Lost and Found Part 3

So... where am I at now...? Well before I answer that, let me fill in a few holes. First, my ex-girlfriend was significantly younger than me. She is 22, soon to be 23 and our relationship was very much a whirlwind romance so to speak. Now, I generally don't fall so hard on short term relationships but as I already stated we got to know one another over a year period and I became quite attracted to her and she had many needs that I couldn't meet. In fact, being with her brought out issues in me that I hadn't dealt with in twenty years. Now, I'm not one for looking back at the past and dredging up old dead stuff, but I do have a tender spot in my heart when I see someone else suffer in areas that I have suffered in.
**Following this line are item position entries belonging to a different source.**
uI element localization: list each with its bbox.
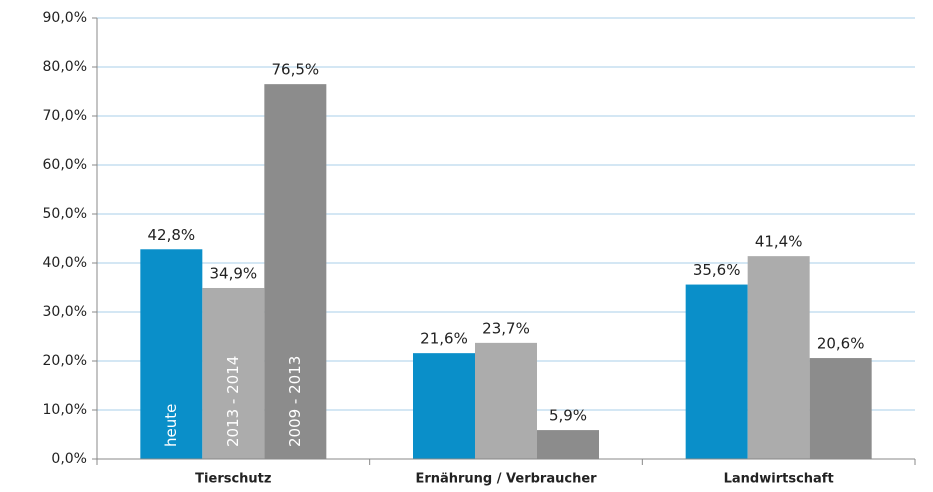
- bar: [475, 342, 537, 459]
- bar: [809, 358, 872, 459]
- bar: [140, 249, 203, 459]
- y-tick-label: 0,0%: [51, 451, 87, 467]
- series-label: heute: [162, 404, 180, 447]
- value-label: 42,8%: [148, 226, 196, 244]
- bar: [537, 430, 599, 459]
- y-tick-label: 80,0%: [43, 59, 87, 75]
- value-label: 23,7%: [482, 319, 530, 337]
- bar: [747, 256, 810, 459]
- value-label: 34,9%: [210, 264, 258, 282]
- y-tick-label: 30,0%: [43, 304, 87, 320]
- bar: [413, 353, 475, 459]
- x-tick-label: Ernährung / Verbraucher: [415, 472, 597, 487]
- series-label: 2013 - 2014: [224, 356, 242, 447]
- bar: [202, 287, 265, 459]
- x-tick-label: Landwirtschaft: [724, 472, 834, 487]
- series-label: 2009 - 2013: [286, 356, 304, 447]
- y-tick-label: 10,0%: [43, 402, 87, 418]
- x-tick-label: Tierschutz: [195, 472, 271, 487]
- bar: [264, 84, 327, 460]
- value-label: 35,6%: [693, 261, 741, 279]
- y-tick-label: 90,0%: [43, 10, 87, 26]
- value-label: 76,5%: [272, 61, 320, 79]
- value-label: 20,6%: [817, 335, 865, 353]
- value-label: 5,9%: [549, 407, 587, 425]
- y-tick-label: 60,0%: [43, 157, 87, 173]
- y-tick-label: 50,0%: [43, 206, 87, 222]
- y-tick-label: 20,0%: [43, 353, 87, 369]
- y-tick-label: 40,0%: [43, 255, 87, 271]
- value-label: 21,6%: [420, 330, 468, 348]
- y-tick-label: 70,0%: [43, 108, 87, 124]
- value-label: 41,4%: [755, 233, 803, 251]
- bar: [685, 284, 748, 459]
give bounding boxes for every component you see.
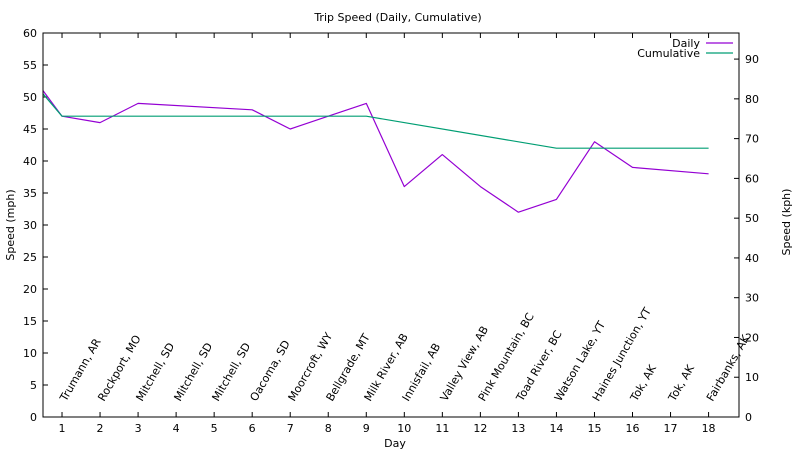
location-label: Tok, AK [627, 362, 659, 404]
y2-tick-label: 70 [745, 133, 759, 146]
y-tick-label: 50 [23, 91, 37, 104]
location-label: Innisfail, AB [400, 341, 444, 404]
legend-label-daily: Daily [672, 37, 700, 50]
x-tick-label: 14 [549, 422, 563, 435]
plot-frame [42, 32, 740, 418]
y-tick-label: 15 [23, 315, 37, 328]
x-tick-label: 17 [664, 422, 678, 435]
x-tick-label: 15 [587, 422, 601, 435]
x-tick-label: 8 [325, 422, 332, 435]
y2-tick-label: 30 [745, 292, 759, 305]
y-tick-label: 60 [23, 27, 37, 40]
x-tick-label: 12 [473, 422, 487, 435]
y-tick-label: 10 [23, 347, 37, 360]
legend: Daily Cumulative [637, 37, 733, 60]
y2-tick-label: 10 [745, 371, 759, 384]
x-tick-label: 7 [287, 422, 294, 435]
legend-label-cumulative: Cumulative [637, 47, 700, 60]
y-tick-label: 55 [23, 59, 37, 72]
series-line-daily [42, 90, 709, 213]
x-tick-label: 6 [249, 422, 256, 435]
x-tick-label: 10 [397, 422, 411, 435]
y2-tick-label: 0 [745, 411, 752, 424]
y2-tick-label: 60 [745, 172, 759, 185]
location-label: Mitchell, SD [133, 341, 177, 404]
y-tick-label: 30 [23, 219, 37, 232]
chart-title: Trip Speed (Daily, Cumulative) [313, 11, 481, 24]
y2-tick-label: 40 [745, 252, 759, 265]
y-tick-label: 45 [23, 123, 37, 136]
y-tick-label: 40 [23, 155, 37, 168]
y2-tick-label: 80 [745, 93, 759, 106]
y2-tick-label: 20 [745, 331, 759, 344]
y-tick-label: 5 [30, 379, 37, 392]
y-tick-label: 35 [23, 187, 37, 200]
y2-tick-label: 50 [745, 212, 759, 225]
location-label: Fairbanks, AK [704, 332, 753, 403]
y-tick-label: 0 [30, 411, 37, 424]
x-tick-label: 2 [97, 422, 104, 435]
x-tick-label: 16 [626, 422, 640, 435]
x-tick-label: 18 [702, 422, 716, 435]
y-tick-label: 25 [23, 251, 37, 264]
location-label: Mitchell, SD [171, 341, 215, 404]
x-tick-label: 4 [173, 422, 180, 435]
x-axis-label: Day [384, 437, 406, 450]
series-line-cumulative [42, 93, 709, 149]
location-label: Mitchell, SD [209, 341, 253, 404]
x-tick-label: 11 [435, 422, 449, 435]
location-label: Tok, AK [665, 362, 697, 404]
y-tick-label: 20 [23, 283, 37, 296]
x-tick-label: 3 [135, 422, 142, 435]
x-tick-label: 9 [363, 422, 370, 435]
plot-layer: 0510152025303540455055600102030405060708… [23, 27, 759, 435]
x-tick-label: 13 [511, 422, 525, 435]
x-tick-label: 5 [211, 422, 218, 435]
y-axis-label: Speed (mph) [4, 189, 17, 260]
location-label: Oacoma, SD [248, 338, 293, 403]
x-tick-label: 1 [59, 422, 66, 435]
y2-tick-label: 90 [745, 53, 759, 66]
y2-axis-label: Speed (kph) [780, 189, 793, 256]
I don't want to see anyone suffer ever, but there is a very special place in my heart for certain types of suffering.

Another thing I'd like to point out is the whole time the Lord was blessing me with a great job, a new car, a great new apartment, and obviously a very beautiful young girlfriend both inside and out I had been moving farther and farther away from Him. Now, at first it started off by me not tithing as much at church which made me feel slightly guilty, especially since I was making a whole lot more money. So, my answer to that was to stop going to church. Then, I felt guilty about that so I stopped praying to God, except when I needed something from Him. Now to the average reader this may sound like a big guilt trip, but it is far from that. God has been my best friend and has always been there for me, which may sound all flowery and sweet to someone who may not know me but if you knew me you would know I am far from sweet, flowery, and sugary... most of my young life was sad and rotten for a child and young adult. I had to learn to grow up very young to survive. God was all I had and He never left me in those moments when there was nothing between me and death but Him. God is very real to me; He is as real to me as my mother, my father, and my sister. I speak to Him and I feel His presence. I also feel the lack of His presence when I've strayed from Him, which is where I have gone this past year and half. I have strayed very far from my Best Friend, my Wonderful Counselor and I am trying to make my way back to Him... His Word says that if I search for Him with all my heart, soul, and strength I will find Him... and if I move toward Him, He will move toward me. I believe that. You see He made the first move to save me in the beginning, but then I forsook Him and moved away... now I need to move back toward Him again. So... what happened after we broke up? (that is the ex-girlfriend and I..., just to clarify, I have a tendancy to go off in different directions without notice) I started having some panic attacks. I went to my doctor who prescribed me a drug called colonopin to calm me down and within two days I was abusing the drug and within three days I was drinking on the pills and driving my car. I was arrested for DWI and thankfully there was no car accidents involved. I accept full responsibility for my foolish behavior and the repercussions that come with it. So... where am I at today? Most days, I am sad and depressed but... at the same time I am hopeful.